A shareholder’s agreement form is the cornerstone of any kind of business venture between the founders and the partners. It contains relevant information about the shareholders. Generally, the document must contain clauses about:
- who’s considered a shareholder in the company;
- assignment of intellectual property;
- dilution rights;
- classes and shareholdings of the shares for each of the shareholders;
- the compulsory share transfer if a tragedy happens;
- policies regarding dividends;
- powers of voting;
- provisions for reverse vesting;
- pre-emptive rights; and
The terms of this document must result in:
- the shareholders retaining the rights to make decisions;
- a better sense of direction;
- a resolution of the issue of equity and shares;
- a policy on flexible dividends;
- employee/shareholder relations;
- the protection of minority and majority shareholders; and
- the resolution of disputes.
When to use a shareholder agreement?
It’s highly advisable to put the agreement in place upon the formation of the company and the issuance of its very first shares. You can use it as a positive step to guarantee that you and the shareholders are all on the same page when it comes to the business.
At this point, the shareholders must have a similar idea of what they get and what they offer to the company. If there exist any differences between the shareholders at this stage and they don’t want to take part in the agreement, take this as a warning. You might also experience difficulties with such people in the future.
Sometimes, investors may delay this agreement, especially when they want to establish the company first. In such cases, make sure to get back to the task of creating the agreement when you have more time on your hands. No matter how many issues come up, it’s important to create this agreement to protect your shareholders.
Terminating a shareholder agreement
Just like any other contract, you have the choice to terminate a shareholder agreement. You can do this in 3 different ways:
- Mutual termination
This is the first way you can terminate the agreement. Here, all of the involved shareholders must unanimously agree to no longer comply with the terms of the agreement even if they have different reasons. Sometimes, the shareholders just want to sell their shares, the company might get dissolved soon, and more.
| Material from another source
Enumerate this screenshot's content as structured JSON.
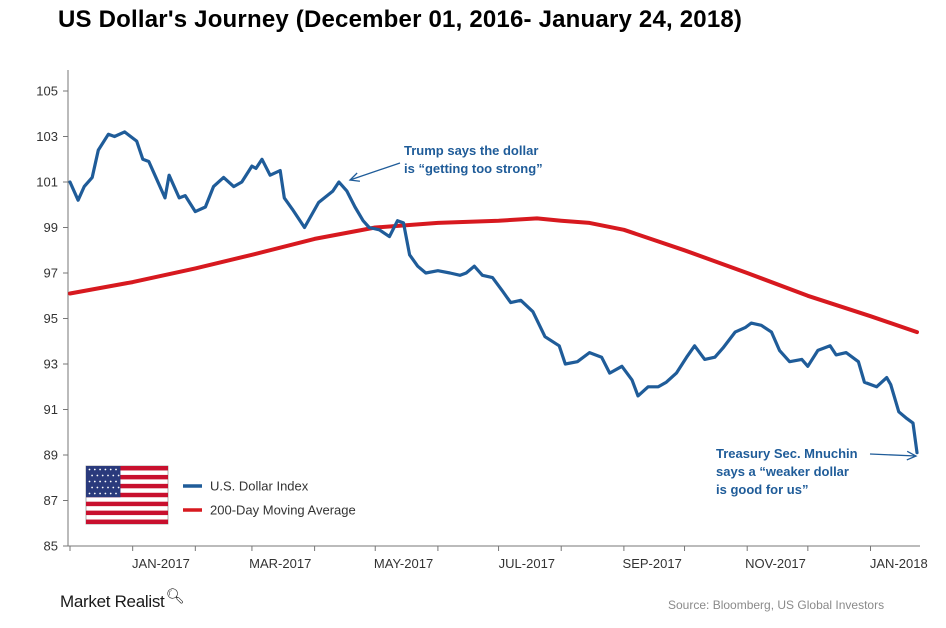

Therefore, you must include such provisions in the document.
- Automatic termination
This happens when a breach by any of the shareholders happen. In such a case, the agreement gets automatically terminated unless it contains clauses which set out some type of resolution or mediation.
- Leaving the company
If one of the shareholders decides to leave the company, the agreement may get terminated. In such a case, there are specific provisions which describe what must happen.